Le 19 mai, les membres du conseil scientifique de la réserve ont rédigé un avis afin d’« alerter les pouvoirs publics » sur la pression de pêche qui s’y exerce, hors des zones de protection renforcée où elle est autorisée mais aussi au cœur même de ses sanctuaires. Cette pratique « ne peut que fragiliser la timide restauration en cours de l’écosystème marin récifal réunionnais »,écrivent-ils. La réserve a été créée en 2007 « à l’issue d’une longue concertation associant l’ensemble des usagers »,rappellent-ils.
« Instruction à charge insolente »
Et le suivi qui y est mené montre que certes « la biomasse de poissons a commencé à augmenter, mais uniquement dans les zones protégées », tandis que « la couverture et la diversité corallienne sont en régression sur les pentes externes du récif ». Ils s’inquiètent au passage du taux de survie des prises accessoires une fois relâchées et accompagnent leur texte de relevés d’opérations de pêche illégales repérées sur le portail Sextant… avant leur fâcheuse disparition.
Que certains voient dans cet épisode une volonté de dissimulation froisse Willy Cail, directeur du CSR. Il dénonce « une instruction à charge insolente de la part de gens qui ne savent pas lire des métadonnées ». Selon lui, les points indiqués sur les cartes correspondent au positionnement des bateaux, pas des palangres.

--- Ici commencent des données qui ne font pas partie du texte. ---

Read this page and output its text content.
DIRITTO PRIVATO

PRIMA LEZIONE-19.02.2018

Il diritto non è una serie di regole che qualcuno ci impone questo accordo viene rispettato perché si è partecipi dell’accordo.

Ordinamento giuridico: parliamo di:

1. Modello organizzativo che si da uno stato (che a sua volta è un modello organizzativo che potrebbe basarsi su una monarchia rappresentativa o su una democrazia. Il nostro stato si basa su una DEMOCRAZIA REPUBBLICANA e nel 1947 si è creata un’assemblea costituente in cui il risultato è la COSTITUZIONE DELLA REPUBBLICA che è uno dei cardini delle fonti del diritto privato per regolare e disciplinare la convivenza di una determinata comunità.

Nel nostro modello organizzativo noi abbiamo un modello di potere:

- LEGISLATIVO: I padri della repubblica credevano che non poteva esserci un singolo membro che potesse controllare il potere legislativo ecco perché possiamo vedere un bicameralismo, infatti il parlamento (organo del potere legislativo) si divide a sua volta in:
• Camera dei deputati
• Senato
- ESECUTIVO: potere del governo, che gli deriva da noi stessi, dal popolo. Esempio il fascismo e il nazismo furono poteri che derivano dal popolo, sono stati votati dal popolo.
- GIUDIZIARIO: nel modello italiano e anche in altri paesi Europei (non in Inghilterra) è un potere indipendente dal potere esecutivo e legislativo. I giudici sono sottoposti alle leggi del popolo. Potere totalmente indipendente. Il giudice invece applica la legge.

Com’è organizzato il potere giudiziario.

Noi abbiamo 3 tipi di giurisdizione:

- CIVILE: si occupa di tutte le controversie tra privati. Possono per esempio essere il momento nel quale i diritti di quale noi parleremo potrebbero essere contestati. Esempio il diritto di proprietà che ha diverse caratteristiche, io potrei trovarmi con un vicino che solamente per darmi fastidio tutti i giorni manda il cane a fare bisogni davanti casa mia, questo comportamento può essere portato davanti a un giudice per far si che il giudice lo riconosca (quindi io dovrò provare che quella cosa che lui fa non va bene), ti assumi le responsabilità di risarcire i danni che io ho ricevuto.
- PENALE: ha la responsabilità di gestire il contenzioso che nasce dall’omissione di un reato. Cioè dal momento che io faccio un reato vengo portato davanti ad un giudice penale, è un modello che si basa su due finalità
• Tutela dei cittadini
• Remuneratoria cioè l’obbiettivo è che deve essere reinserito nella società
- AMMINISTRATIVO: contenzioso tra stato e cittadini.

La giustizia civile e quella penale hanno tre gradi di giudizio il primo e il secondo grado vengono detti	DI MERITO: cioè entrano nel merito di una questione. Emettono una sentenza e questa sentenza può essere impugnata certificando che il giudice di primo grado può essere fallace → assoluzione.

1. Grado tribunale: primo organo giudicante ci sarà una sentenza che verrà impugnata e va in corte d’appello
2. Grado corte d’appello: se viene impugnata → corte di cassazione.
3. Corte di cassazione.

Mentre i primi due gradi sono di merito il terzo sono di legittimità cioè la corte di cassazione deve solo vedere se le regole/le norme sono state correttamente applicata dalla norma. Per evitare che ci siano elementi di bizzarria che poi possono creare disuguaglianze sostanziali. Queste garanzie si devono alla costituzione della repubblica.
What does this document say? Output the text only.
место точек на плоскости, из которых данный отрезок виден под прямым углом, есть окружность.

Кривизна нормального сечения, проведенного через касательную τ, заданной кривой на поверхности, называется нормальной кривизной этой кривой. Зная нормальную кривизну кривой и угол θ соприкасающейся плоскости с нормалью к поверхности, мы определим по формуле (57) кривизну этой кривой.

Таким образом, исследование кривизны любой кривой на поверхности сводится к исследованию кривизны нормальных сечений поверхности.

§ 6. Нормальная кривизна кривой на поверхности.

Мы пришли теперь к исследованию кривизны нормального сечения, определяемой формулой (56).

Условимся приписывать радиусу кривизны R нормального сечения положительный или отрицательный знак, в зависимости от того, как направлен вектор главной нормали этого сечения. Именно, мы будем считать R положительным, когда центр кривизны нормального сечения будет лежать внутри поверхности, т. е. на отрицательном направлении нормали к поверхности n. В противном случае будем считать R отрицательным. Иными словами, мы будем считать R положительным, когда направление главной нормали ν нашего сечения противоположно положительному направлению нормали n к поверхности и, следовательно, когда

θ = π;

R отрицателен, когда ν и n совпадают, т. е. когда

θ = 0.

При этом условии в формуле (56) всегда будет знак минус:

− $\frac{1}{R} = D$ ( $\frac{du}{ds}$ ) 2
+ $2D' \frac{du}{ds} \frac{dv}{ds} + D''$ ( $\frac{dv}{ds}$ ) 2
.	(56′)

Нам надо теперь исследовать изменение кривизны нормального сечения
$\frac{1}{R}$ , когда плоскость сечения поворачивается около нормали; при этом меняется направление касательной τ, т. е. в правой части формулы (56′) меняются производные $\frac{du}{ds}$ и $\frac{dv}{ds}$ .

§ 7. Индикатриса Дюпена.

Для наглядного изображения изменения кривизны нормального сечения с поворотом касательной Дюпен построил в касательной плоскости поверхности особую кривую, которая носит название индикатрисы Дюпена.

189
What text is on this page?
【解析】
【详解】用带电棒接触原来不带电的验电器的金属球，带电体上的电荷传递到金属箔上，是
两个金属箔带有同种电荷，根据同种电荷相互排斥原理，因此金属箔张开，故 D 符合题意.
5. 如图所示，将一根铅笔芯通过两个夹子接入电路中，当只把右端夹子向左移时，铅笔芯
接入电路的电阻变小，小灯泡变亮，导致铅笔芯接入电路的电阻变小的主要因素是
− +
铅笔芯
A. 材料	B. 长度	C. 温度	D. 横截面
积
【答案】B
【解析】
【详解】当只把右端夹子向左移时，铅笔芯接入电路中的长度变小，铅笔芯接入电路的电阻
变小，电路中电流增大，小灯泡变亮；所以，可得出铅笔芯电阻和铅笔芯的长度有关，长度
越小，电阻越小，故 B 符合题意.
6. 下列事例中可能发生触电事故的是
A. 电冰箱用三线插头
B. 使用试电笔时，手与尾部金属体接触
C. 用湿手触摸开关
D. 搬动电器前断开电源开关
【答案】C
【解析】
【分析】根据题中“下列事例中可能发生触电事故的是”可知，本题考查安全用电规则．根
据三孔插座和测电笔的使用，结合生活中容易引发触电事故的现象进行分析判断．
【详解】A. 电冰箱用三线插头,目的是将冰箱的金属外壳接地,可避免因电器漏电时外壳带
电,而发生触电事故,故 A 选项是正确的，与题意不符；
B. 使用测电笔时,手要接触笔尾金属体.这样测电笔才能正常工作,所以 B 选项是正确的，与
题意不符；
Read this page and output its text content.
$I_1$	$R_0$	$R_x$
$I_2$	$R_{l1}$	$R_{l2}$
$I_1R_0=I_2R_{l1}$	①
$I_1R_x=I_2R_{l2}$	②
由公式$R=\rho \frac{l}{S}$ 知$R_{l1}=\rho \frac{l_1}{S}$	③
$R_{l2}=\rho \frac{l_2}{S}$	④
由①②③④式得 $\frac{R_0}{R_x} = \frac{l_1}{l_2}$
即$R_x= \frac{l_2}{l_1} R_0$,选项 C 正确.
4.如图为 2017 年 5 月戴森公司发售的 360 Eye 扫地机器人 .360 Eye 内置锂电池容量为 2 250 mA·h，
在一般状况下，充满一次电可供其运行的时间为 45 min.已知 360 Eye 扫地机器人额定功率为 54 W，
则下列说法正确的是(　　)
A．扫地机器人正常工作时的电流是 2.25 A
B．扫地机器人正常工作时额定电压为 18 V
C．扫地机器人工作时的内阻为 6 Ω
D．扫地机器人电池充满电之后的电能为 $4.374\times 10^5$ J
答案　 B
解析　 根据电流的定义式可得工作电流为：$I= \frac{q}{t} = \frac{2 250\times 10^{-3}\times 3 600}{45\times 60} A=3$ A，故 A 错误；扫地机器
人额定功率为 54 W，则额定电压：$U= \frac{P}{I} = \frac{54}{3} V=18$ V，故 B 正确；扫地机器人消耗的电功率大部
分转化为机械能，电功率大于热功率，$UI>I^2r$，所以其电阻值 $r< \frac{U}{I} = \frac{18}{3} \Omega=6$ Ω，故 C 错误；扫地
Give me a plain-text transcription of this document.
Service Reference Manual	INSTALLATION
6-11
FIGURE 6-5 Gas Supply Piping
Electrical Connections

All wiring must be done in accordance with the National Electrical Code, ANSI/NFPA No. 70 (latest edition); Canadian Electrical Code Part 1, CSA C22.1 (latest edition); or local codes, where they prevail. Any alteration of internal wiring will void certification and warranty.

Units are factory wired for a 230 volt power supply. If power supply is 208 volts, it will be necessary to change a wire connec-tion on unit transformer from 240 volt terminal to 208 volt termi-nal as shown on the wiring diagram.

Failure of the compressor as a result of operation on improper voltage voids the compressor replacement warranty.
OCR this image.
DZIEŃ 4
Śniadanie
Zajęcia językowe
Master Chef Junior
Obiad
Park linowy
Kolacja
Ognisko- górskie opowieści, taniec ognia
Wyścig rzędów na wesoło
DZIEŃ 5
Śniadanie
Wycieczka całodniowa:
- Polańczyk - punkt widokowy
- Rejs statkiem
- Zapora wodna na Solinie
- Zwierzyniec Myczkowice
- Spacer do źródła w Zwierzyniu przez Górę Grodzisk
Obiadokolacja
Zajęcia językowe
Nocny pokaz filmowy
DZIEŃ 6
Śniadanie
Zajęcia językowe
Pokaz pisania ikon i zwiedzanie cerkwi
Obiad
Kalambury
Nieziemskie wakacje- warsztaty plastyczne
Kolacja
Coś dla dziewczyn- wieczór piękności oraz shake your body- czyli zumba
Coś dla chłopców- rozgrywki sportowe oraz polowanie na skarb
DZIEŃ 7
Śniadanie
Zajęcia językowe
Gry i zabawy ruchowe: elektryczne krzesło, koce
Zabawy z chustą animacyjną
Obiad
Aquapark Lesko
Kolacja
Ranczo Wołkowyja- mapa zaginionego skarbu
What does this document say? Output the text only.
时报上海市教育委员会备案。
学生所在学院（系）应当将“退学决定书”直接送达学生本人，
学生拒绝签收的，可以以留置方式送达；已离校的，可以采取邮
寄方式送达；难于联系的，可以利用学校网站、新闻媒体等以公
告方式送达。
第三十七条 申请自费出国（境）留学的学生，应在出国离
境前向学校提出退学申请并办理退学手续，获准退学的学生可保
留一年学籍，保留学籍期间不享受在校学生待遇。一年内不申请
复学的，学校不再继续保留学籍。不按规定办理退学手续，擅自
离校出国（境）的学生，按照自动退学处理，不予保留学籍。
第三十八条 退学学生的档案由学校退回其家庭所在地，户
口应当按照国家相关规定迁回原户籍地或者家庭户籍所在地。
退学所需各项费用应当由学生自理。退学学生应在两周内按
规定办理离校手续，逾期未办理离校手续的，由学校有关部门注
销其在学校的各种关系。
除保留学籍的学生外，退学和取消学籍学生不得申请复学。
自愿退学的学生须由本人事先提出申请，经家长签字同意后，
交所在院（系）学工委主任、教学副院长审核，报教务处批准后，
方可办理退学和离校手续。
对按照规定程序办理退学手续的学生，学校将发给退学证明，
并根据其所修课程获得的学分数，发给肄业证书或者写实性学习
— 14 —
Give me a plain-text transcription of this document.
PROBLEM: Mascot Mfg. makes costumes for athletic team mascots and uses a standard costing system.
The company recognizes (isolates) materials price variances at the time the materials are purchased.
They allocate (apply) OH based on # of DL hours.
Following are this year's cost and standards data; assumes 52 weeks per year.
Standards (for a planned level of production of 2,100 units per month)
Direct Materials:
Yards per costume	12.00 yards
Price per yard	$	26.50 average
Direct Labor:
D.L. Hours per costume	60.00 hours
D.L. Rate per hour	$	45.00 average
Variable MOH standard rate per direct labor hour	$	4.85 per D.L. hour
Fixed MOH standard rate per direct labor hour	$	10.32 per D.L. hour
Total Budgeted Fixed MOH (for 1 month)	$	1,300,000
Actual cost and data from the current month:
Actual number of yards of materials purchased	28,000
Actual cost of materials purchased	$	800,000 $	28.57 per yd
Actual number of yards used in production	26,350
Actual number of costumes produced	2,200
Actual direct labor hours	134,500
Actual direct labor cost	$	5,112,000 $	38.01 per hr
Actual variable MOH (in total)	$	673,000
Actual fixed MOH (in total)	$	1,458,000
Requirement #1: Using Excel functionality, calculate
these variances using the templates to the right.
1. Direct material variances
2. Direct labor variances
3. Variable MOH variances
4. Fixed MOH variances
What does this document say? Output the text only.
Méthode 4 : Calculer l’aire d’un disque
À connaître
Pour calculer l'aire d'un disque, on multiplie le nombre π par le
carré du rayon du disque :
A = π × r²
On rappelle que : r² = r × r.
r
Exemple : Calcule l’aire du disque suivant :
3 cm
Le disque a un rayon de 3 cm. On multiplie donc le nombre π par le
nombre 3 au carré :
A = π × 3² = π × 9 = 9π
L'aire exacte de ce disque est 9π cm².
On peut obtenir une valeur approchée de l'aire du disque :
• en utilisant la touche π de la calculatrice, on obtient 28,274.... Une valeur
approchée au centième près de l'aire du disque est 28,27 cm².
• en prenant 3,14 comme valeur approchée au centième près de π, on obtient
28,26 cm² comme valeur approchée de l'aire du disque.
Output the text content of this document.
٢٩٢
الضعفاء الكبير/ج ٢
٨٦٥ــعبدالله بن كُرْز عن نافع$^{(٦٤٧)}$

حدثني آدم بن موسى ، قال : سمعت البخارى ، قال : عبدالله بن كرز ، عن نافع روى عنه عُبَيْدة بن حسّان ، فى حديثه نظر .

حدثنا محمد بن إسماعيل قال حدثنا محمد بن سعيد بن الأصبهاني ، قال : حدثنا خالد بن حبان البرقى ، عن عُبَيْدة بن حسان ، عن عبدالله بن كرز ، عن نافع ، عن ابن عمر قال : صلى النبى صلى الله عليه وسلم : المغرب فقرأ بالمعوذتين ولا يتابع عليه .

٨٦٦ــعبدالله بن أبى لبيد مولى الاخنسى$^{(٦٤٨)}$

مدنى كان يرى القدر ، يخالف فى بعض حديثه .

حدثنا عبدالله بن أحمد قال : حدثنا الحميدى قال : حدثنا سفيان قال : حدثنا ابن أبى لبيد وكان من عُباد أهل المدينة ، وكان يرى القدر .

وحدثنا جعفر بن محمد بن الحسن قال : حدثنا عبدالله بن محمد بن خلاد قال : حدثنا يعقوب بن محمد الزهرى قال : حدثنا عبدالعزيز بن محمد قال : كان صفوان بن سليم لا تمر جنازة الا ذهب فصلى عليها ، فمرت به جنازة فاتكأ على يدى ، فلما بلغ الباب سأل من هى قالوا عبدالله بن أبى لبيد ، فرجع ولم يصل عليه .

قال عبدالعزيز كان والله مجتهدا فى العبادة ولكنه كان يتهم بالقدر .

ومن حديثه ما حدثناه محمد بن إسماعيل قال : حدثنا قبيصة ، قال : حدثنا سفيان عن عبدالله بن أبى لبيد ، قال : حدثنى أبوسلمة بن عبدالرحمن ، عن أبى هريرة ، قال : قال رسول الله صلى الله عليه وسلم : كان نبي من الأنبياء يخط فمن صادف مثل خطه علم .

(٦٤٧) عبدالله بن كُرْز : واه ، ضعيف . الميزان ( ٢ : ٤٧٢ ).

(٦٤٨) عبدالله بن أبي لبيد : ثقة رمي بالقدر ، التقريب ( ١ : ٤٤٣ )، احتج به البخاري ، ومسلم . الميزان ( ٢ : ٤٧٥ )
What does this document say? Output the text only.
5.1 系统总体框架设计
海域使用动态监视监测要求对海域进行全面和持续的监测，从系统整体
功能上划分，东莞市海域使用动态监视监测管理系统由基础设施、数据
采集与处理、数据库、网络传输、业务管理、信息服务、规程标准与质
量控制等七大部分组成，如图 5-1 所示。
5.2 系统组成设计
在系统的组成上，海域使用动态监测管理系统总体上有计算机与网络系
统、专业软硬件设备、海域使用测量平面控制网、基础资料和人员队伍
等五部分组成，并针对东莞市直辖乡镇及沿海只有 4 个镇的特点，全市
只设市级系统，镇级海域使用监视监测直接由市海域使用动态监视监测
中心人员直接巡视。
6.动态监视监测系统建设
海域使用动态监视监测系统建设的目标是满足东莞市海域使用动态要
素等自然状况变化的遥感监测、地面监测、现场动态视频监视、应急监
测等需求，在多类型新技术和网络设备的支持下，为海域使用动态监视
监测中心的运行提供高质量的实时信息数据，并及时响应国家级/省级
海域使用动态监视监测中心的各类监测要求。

« On est dans la transparence ! Nous n’avons rien à cacher, insiste-t-il. Ces données, c’est nous qui les avons confiées à un prestataire pour qu’elles soient partagées sans qu’on ne nous l’ait demandé, mais pas sur Sextant, sur le portail du Service public d’information sur le milieu marin. Nous sommes en train de travailler à leur validation. » Quand seront-elles consultables ? « Au plus vite. »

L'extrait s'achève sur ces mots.